Снился ему подвал. Вода вперемешку с ржавчиной текла из прохудившихся труб.
Во сне он целовался в бродяжкой Никой, дочерью дворника Акима, что с семейством своим обретался в каморке в цокольном этаже.
Нике он обещал подарить серёжки, выменянные им у перекупщиков на рынке в обмен на ионный ускоритель, украденный по случаю с глайдерной площадки в Бутово.
А за серёжки, да ещё и с изумрудами, Ника обещала поднять платье выше колен. А дальше - уж как повезёт...
Ему двенадцать лет от роду.
Во сне он счастлив.
Точно в срок, едва остановился лайнер на жёлтой площадке посадочной полосы, подошёл Базиль к двери вип-каюты и осторожно посопел в микрофон интранета.
Потом нажал на панель оповещения и произнёс, по возможности мягко:
- Дорогой шеф, прибыли!
Подумав, добавил:
- В аэропорт Женевы.
Выждал секунд десять.
'Крепко спит...'
- Пора... Я у выхода подожду?
Шеф не отвечал.
Базиль поднёс было к ридеру корпоративную карту, но открыть каюту так и не решился.
'Он хоть и не с дамой, да мало ли что...'
И, завидев в дальнем конце прохода стюардессу, поманил её заговорщицким жестом.
Показал на дверь.
Стюардесса произнесла что-то на тарабарском своём наречии и решительно провела картой доступа по считывателю.
Дверная панель отъехала в сторону.
Базиль осторожно просунул голову в каюту.
И стало дурно ему. Дурно до темноты в глазах и тянущей боли в желудке.
Шеф лежал на ковре, неестественно выгнутой головой упираясь в спинку развёрнутого к иллюминатору кресла. Белой, сырой лепёшкой в полумраке расплывалось лицо, а из синего рта сантиметра на два высунулся распухший язык.
А глаза у шефа были удивлённые.
Прямо детские какие-то глаза!
Пёс очнулся в клетки. В клетке с толстыми стальными прутьями.

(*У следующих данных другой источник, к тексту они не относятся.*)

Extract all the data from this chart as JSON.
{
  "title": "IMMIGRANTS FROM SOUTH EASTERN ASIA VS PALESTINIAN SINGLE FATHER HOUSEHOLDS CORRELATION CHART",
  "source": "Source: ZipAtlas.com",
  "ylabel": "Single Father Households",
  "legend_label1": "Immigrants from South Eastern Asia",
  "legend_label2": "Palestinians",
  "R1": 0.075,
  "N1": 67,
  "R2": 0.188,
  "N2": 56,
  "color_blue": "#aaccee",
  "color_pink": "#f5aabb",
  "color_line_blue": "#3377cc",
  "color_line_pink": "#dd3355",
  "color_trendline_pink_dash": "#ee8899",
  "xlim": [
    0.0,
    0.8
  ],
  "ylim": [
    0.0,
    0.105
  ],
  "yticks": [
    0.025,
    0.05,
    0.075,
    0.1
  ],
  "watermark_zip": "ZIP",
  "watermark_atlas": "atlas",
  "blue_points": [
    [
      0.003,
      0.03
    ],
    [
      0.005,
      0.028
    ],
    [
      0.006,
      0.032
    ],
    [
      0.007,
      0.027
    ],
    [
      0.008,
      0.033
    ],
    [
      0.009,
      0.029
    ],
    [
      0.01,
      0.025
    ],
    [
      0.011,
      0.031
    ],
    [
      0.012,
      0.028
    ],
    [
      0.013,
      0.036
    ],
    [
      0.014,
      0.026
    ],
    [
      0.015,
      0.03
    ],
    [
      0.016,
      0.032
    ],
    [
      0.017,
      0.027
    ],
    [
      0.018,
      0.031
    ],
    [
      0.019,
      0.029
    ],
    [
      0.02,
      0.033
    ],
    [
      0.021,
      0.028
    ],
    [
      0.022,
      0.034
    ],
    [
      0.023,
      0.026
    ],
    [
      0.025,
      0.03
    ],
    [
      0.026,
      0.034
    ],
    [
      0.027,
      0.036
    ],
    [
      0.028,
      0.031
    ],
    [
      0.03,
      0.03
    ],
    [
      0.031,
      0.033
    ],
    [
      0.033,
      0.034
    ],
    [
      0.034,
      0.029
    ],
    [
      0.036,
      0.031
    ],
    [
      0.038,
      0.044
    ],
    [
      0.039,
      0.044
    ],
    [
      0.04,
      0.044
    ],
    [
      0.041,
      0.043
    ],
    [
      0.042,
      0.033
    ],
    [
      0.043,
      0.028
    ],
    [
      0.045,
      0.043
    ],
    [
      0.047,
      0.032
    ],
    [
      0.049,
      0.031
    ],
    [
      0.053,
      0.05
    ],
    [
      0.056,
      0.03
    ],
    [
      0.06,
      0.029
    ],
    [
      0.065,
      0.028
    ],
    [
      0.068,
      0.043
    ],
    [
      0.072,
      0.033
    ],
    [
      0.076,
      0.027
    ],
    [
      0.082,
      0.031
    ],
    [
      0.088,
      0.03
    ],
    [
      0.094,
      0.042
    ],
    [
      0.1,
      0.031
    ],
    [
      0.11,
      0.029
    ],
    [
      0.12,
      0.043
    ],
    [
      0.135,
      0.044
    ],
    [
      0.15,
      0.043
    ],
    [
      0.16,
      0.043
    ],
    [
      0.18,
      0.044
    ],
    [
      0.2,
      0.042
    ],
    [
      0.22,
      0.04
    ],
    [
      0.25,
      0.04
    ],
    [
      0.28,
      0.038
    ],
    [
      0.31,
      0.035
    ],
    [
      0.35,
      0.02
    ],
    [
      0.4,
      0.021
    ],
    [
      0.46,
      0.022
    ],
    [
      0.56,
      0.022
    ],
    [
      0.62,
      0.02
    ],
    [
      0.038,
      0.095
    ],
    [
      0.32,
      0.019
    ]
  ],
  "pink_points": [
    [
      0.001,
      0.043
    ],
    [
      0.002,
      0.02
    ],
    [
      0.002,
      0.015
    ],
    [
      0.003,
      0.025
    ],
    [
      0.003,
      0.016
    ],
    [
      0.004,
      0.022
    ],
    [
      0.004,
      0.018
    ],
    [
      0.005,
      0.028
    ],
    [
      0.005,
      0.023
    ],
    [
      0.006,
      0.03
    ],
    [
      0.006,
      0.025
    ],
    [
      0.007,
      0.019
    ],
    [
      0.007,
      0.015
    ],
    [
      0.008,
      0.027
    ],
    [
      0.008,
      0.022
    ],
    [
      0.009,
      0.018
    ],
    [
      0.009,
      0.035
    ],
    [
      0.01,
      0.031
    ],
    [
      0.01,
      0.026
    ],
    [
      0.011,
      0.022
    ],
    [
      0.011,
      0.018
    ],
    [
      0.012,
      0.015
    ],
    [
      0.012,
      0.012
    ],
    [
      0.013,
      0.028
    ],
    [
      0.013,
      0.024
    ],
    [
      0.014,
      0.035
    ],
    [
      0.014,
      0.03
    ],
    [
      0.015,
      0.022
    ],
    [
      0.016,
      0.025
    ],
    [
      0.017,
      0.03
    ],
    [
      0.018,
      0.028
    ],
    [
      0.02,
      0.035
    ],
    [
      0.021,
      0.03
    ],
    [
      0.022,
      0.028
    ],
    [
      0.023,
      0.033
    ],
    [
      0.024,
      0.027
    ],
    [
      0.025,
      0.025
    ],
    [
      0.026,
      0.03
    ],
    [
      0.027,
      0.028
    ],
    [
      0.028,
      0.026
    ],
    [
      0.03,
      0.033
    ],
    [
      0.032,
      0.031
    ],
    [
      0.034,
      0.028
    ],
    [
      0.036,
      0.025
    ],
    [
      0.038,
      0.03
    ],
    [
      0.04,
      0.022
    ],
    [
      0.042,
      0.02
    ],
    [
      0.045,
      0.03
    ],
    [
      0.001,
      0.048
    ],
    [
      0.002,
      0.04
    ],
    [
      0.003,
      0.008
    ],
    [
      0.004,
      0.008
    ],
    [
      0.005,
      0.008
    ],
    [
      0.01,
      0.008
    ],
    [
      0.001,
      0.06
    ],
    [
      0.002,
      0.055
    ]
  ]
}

Шею давило. Пёс нащупал ошейник. Прочный. Видно, тоже стальной.
Звон.
От ошейника к прутьям тянется цепь. Два звена цепи приварены к ограждению.
Пёс, протянув руку, подёргал цепь.
Прочно приварены! Так что и псиной силы не хватает на отрыв.
А ноги...
Пёс, приподнявшись, повернул голову.
Ноги схвачены кандалами.
Осмотрелся.
Полутьма.
Застенок.
Стены прочно сложены из грубо тёсаных гранитных плит.
Капли воды на камне.
Пропущенные через кольца цепи свисают со стен.
Виден край стола. На краю свалены в беспорядке сплетённые из узких кожаных полосок длинные, скрученные и узлами связанные шнуры. Тускло отсвечивают лезвия ножей.
Металлическая ванночка. Какой-то пыльный и как будто слегка надтреснутый пузырёк, заполненный чем-то чёрным.
Не интересно.
Пёс зевнул.
Почесал живот.
Заёрзав, повернулся на спину.
И замычал удивлённо.
Такого он ещё не видел даже в этом чудесном краю.
С потолка свисали подвешенные гроздьями глаза!
Аккуратно удалённые вместе с тонкими бечёвками нервов и остатками мышц, очищенные от крови, похоже и отмытые, и покрытые чем-то прозрачным и блестящим для лучшей сохранности - во множестве висели глаза, слегка покачиваясь от задувающего в щели сквозняка.